Entre optimisme et urgence

Enfin, dernière raison selon elle d’un engouement qui s’est essoufflée : les potentielles conséquences contraignantes d’une politique oeuvrant vers une réparation d’un monde déjà mal en point. « Il y a une certaine peur des changements réels qu’impliquent de vraiment changer la donne. Aujourd’hui, on est dans une sorte de mi-cuit. On avance sur certaines choses mais pas assez pour que cela ait un impact réel. On donne le sentiment que l’écologie est contraignante, mais plus le changement sera rapide, moins le flou dans le domaine diminuera »

En prenant en exemple la « petite part d’agriculture biologique » qui ne suffira pas à « faire revenir les pollenisateurs ou les vers de terre dans le sol », Delphine Dethier l’assure : il en faudra plus pour avoir un impact notable. Pas de quoi cependant lui faire perdre toute forme de nuance, comme sur le bilan des cinq dernières années. « Il y a eu quelques avancées. Mais le changement n’est pas la hauteur de ce dont on a besoin pour que l’humanité survive. Pour moi, ce n’est plus du tout un choix, mais bien une nécessité ».

Un avis partagé par Susanne Siebentratt, professeur de physique à l’université, et focalisée sur la nouvelle génération de cellule solaire. « Le Luxembourg s’est activé, à l’image de l’énergie renouvelable. Sur les deux dernières années, le Grand-Duché a installé deux fois plus de panneaux photovoltaïques que par le passé. C’est une bonne chose, mais la réalité est qu’il faut réussir à en faire dix fois plus, pas deux fois plus, pour arriver à un objectif de zéro émission carbone d’ici 2045 ».

« Il y a une vraie urgence à changer de paradigme et de système, à devenir un sujet transversale et non pas une simple parenthèse » confirme la coordinatrice du CELL, qui ne crie néanmoins pas, loin de là, à la fin du monde. «  Il n’est pas trop tard aujourd’hui. Certaines choses sont irréversibles. On va arriver de plus en plus à des situations qu’on ne peut inverser mais c’est encore possible. Il faut agir maintenant, car la marge de manoeuvre devient très faible. Et cette urgence, je n’ai pas le sentiment qu’elle soit bien comprise dans les choix ou comportements des politiques ».

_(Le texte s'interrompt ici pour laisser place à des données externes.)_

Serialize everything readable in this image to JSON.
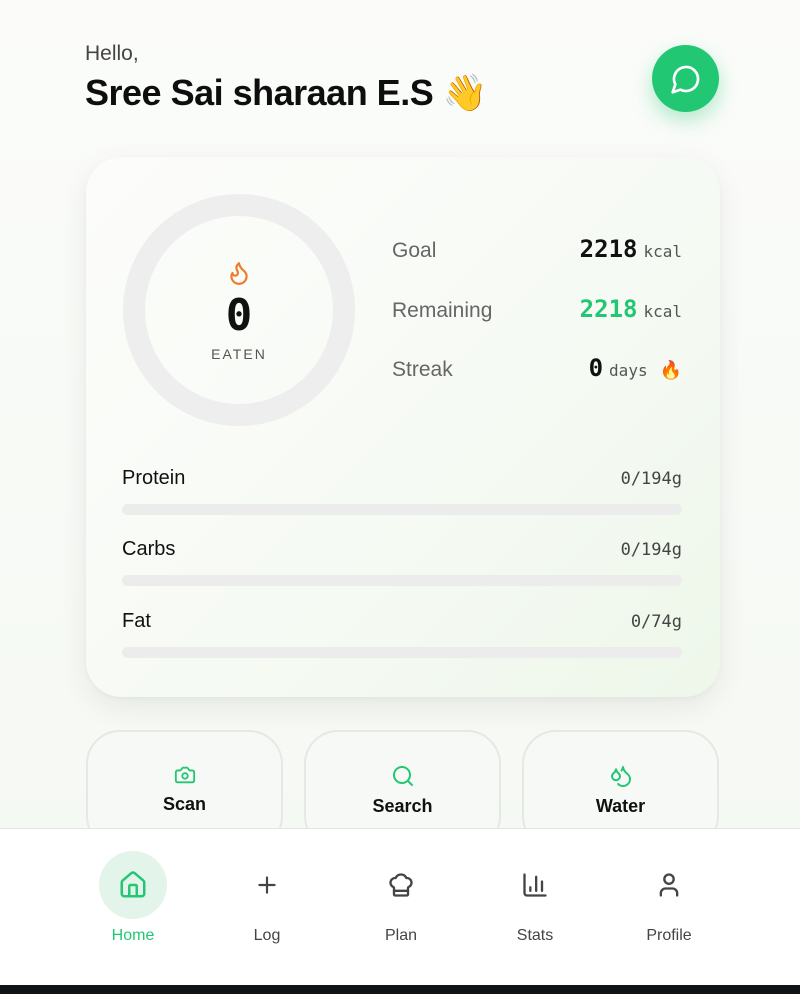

Pour les députés, qui sont « venus et ont joué le jeu » selon les scientifiques présents sur place, l’information semble bien avoir été transmise. Reste maintenant à savoir si le message aura été bien entendu et si les efforts des cinq dernières années seront décuplés pour donner une chance à la planète. Entre optimisme et urgence, la dernière phrase prononcée par Delphine Detier semble ainsi résumer la situation : « Si on se bouge les fesses, il y a des raisons d’être optimiste ».

La sixième limite planétaire a été franchie

Selon une récente publication scientifique parue dans la revue « Science », la sixième limite planétaire aurait été franchie il y a peu. Les limites planétaires, telles que définies par Johan Rockström et d’autres chercheurs, sont un ensemble de neuf domaines environnementaux critiques qui, lorsqu’ils sont franchis, pourraient mettre en péril la stabilité de la planète. Ces limites comprennent des facteurs tels que le changement climatique, la perte de biodiversité, la pollution chimique, la perturbation du cycle de l’azote et du phosphore, et l’utilisation de l’eau douce. La sixième limite planétaire, liée à l’eau douce, a donc été dépassée il y a peu, indiquant que l’humanité a dépassé les niveaux durables de sa consommation, entraînant par-là des conséquences potentiellement graves pour l’environnement.